De Poortwachtercentra zijn oorspronkelijk bedoeld om alternatief werk te vinden voor werknemers die als gevolg van ziekte of een beperking hun oorspronkelijk werk niet meer kunnen verrichten. Niets verhindert echter dat het ook een oplossing is voor werknemers waarvan het werk in een bedrijf verdwijnt, maar elders juist gevraagd wordt of voor werkgevers die tijdelijk om werknemers verlegen zitten die elders niet ingezet kunnen worden. We moeten onder ogen zien dat die drie situaties steeds vaker voor zullen komen in een arbeidsmarkt waarin gekwalificeerde arbeid schaars wordt, maar banen steeds korter duren. Het is ook een oplossing voor het gegeven dat de arbeidsmarkt niet doorzichtiger op wordt; er is een toenemende behoefte aan arbeidsbemiddeling en begeleiding van de herintreding van werknemers die om moeten schakelen of langer zijn uitgeschakeld.
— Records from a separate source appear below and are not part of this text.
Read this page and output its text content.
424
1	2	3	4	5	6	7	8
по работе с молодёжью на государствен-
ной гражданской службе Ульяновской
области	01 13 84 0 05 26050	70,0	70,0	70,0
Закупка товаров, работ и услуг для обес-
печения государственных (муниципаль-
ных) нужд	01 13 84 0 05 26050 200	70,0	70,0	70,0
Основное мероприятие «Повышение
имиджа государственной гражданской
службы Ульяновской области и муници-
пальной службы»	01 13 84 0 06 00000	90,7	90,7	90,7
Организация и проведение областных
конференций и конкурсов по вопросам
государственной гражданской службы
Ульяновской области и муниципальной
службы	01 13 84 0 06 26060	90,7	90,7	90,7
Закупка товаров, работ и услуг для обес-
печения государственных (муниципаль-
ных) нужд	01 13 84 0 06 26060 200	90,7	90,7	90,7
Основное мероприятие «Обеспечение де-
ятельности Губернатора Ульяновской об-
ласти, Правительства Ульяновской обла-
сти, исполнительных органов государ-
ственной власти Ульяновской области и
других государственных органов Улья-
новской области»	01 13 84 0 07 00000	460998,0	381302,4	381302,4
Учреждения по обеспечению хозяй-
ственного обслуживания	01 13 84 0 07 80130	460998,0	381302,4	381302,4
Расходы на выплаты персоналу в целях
Willen we het peil van zorg en zekerheid handhaven, dan zal de arbeidsparticipatie structureel hoger moeten.

Het kabinet werkt daaraan. We zullen nader bezien welke maatregelen nodig zijn om structureel een arbeidsparticipatie van 80 procent te verzekeren. Een commissie van deskundigen zal gevraagd worden daar advies over uit te brengen. Want dat is niet een kwestie van verbetering van de reïntegratie. Als het daar aan lag zouden gemeenten allang hebben laten zien, hoe het moet. Zij hebben immers in het kader van de WWB alle middelen al.

Maar die commissie betekent niet dat het kabinet niet al ter hand neemt wat duidelijk is. Zo goed en zo kwaad als het kan, wordt langs andere weg gestreefd naar het realiseren van een zo hoog mogelijke arbeidsparticipatie. Vandaar dat de richtlijn passende arbeid wordt aangepast; dat de herziening van de Wajong ter hand wordt genomen en dat we met voorstellen komen om de arbeidsmarktpositie van ouderen en van mensen met een beperking te versterken.

Tot besluit

Ik wil de Raad voor Werk en Inkomen nogmaals danken voor het verrichte werk en wens u allen veel succes.